In this ambient song, a saxophone trills a wistful melody, and a piano circles over a dreamy tone. It starts and ends with the swelling of that tone, anchoring in an overcast space that is melancholy and emotive. The quality of the song is minimal but lush and feels like an element I find throughout Demystifications, as in demystification 49, which moves from “what we perceive together dissolves us into connection” to “[i]n a hundred years, we will all have been ‘replaced.’”

4 Skies, Arto Lindsay

In this collaboration with Brian Eno and Amedeo Pace from O Corpo Sutil (The Subtle Body), Arto Lindsay’s phrasing feels delicate against the guitar’s shuffling melody, suffused with doom. The lyrics are enigmatic, packed with descriptions that make the atmosphere into a strange object: “The sky like a room at the top of a house” or “Why do we feel / Like it might break? / A seething, crumpled, teeming sky.” The instrumentals build before breaking into a quietly abrasive resolution. The mood and defamiliarized natural imagery in this song connect to threads in Demystifications, as in demystification 3, where a giant building turns back into a forest, or demystification 6: “The trees slide uphill, greenly.”
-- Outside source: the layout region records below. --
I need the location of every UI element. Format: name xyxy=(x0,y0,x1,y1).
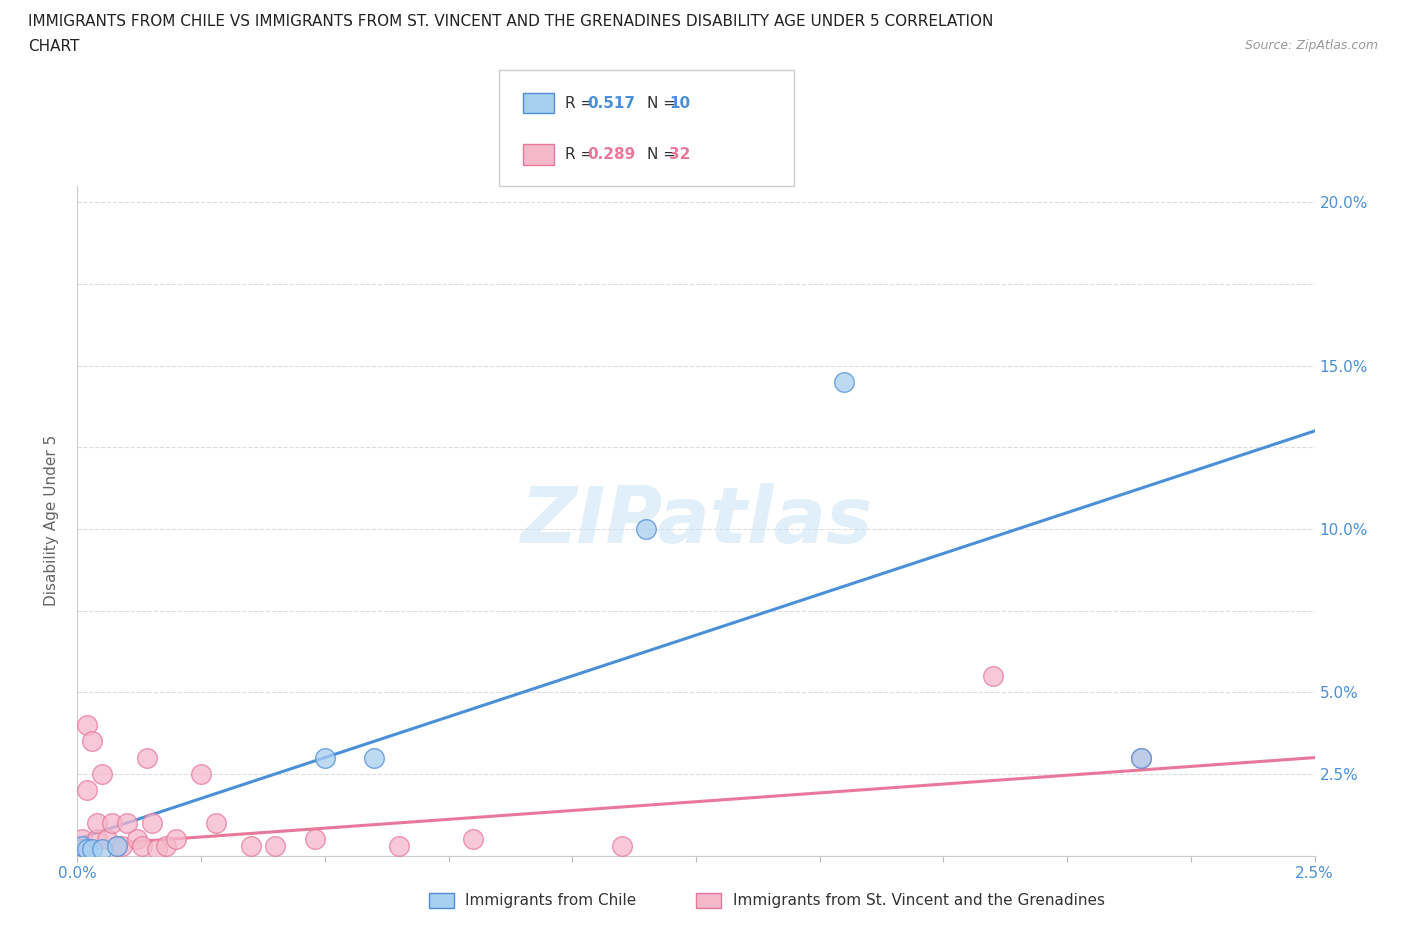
Text: IMMIGRANTS FROM CHILE VS IMMIGRANTS FROM ST. VINCENT AND THE GRENADINES DISABILI: IMMIGRANTS FROM CHILE VS IMMIGRANTS FROM… xyxy=(28,14,994,29)
Point xyxy=(388,838,411,853)
Point xyxy=(190,766,212,781)
Text: Immigrants from Chile: Immigrants from Chile xyxy=(465,893,637,908)
Point xyxy=(72,842,94,857)
Point xyxy=(96,831,118,846)
Point xyxy=(76,842,98,857)
Text: N =: N = xyxy=(647,96,681,111)
Point xyxy=(76,718,98,733)
Point xyxy=(69,838,91,853)
Point xyxy=(834,375,856,390)
Point xyxy=(145,842,167,857)
Point xyxy=(86,816,108,830)
Point xyxy=(314,751,336,765)
Point xyxy=(135,751,157,765)
Point xyxy=(636,522,658,537)
Text: N =: N = xyxy=(647,147,681,162)
Text: Immigrants from St. Vincent and the Grenadines: Immigrants from St. Vincent and the Gren… xyxy=(733,893,1105,908)
Point xyxy=(76,783,98,798)
Point xyxy=(205,816,228,830)
Text: R =: R = xyxy=(565,96,599,111)
Text: ZIPatlas: ZIPatlas xyxy=(520,483,872,559)
Point xyxy=(72,838,94,853)
Point xyxy=(82,734,104,749)
Text: 10: 10 xyxy=(669,96,690,111)
Text: 0.517: 0.517 xyxy=(588,96,636,111)
Point xyxy=(264,838,287,853)
Point xyxy=(105,838,128,853)
Point xyxy=(125,831,148,846)
Point xyxy=(131,838,153,853)
Point xyxy=(82,842,104,857)
Point xyxy=(304,831,326,846)
Point xyxy=(1130,751,1153,765)
Point xyxy=(115,816,138,830)
Point xyxy=(72,831,94,846)
Text: R =: R = xyxy=(565,147,599,162)
Point xyxy=(165,831,187,846)
Point xyxy=(105,838,128,853)
Point xyxy=(610,838,633,853)
Point xyxy=(981,669,1004,684)
Text: CHART: CHART xyxy=(28,39,80,54)
Point xyxy=(155,838,177,853)
Point xyxy=(101,816,124,830)
Point xyxy=(463,831,485,846)
Point xyxy=(1130,751,1153,765)
Point xyxy=(141,816,163,830)
Text: 32: 32 xyxy=(669,147,690,162)
Point xyxy=(91,842,114,857)
Text: 0.289: 0.289 xyxy=(588,147,636,162)
Text: Source: ZipAtlas.com: Source: ZipAtlas.com xyxy=(1244,39,1378,52)
Point xyxy=(91,766,114,781)
Point xyxy=(72,842,94,857)
Point xyxy=(363,751,385,765)
Point xyxy=(86,831,108,846)
Point xyxy=(239,838,262,853)
Point xyxy=(111,838,134,853)
Y-axis label: Disability Age Under 5: Disability Age Under 5 xyxy=(44,435,59,606)
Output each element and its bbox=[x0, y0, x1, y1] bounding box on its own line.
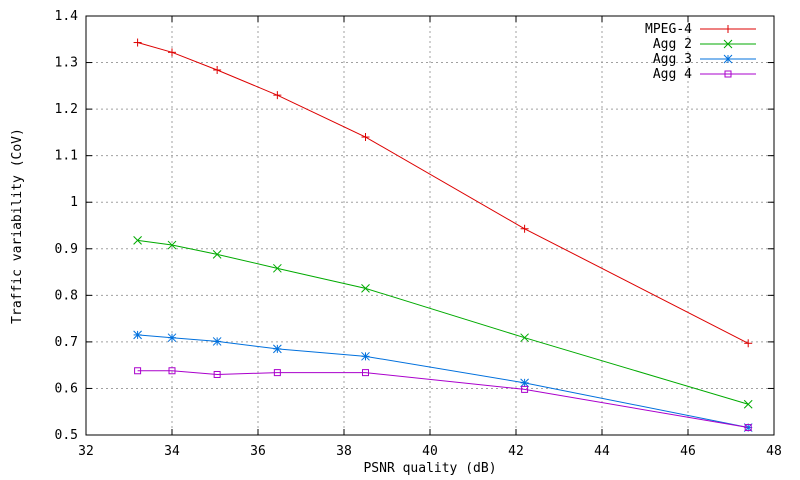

Miranda Mellis is the author of Demystifications (Solid Objects, 2021); The Instead, a book-length dialogue with Emily Abendroth (Carville Annex, 2016); The Quarry (Trafficker Press, 2013); The Spokes (Solid Objects, 2012); None of This Is Real (Sidebrow Press, 2012); Materialisms (Portable Press at Yo-Yo Labs, 2009); and The Revisionist (Calamari Press, 2007).

Her stories and essays have appeared in various publications including Harper’s, The Believer, Conjunctions, The New York Times, The Kenyon Review, Denver Quarterly, Fence, McSweeney’s and elsewhere. Look for her seasonal column, The Trinocular, at The Believer. She has received a National Endowment for the Humanities grant and the John Hawkes Prize in Fiction. She has been an Artist in Residence at the Headlands Center for the Arts and Millay Colony. She was a co-founding editor of The Encyclopedia Project with Tisa Bryant and Kate Schatz and currently teaches writing, literature, and environmental humanities at The Evergreen State College.


Katie Aymar is a visual artist and aspiring naturalist living in Southern California. She graduated with an interdisciplinary B.A. from The Evergreen State College (Olympia, WA). Past indexing collaborations with Miranda Mellis include The Encyclopedia Project and The Instead.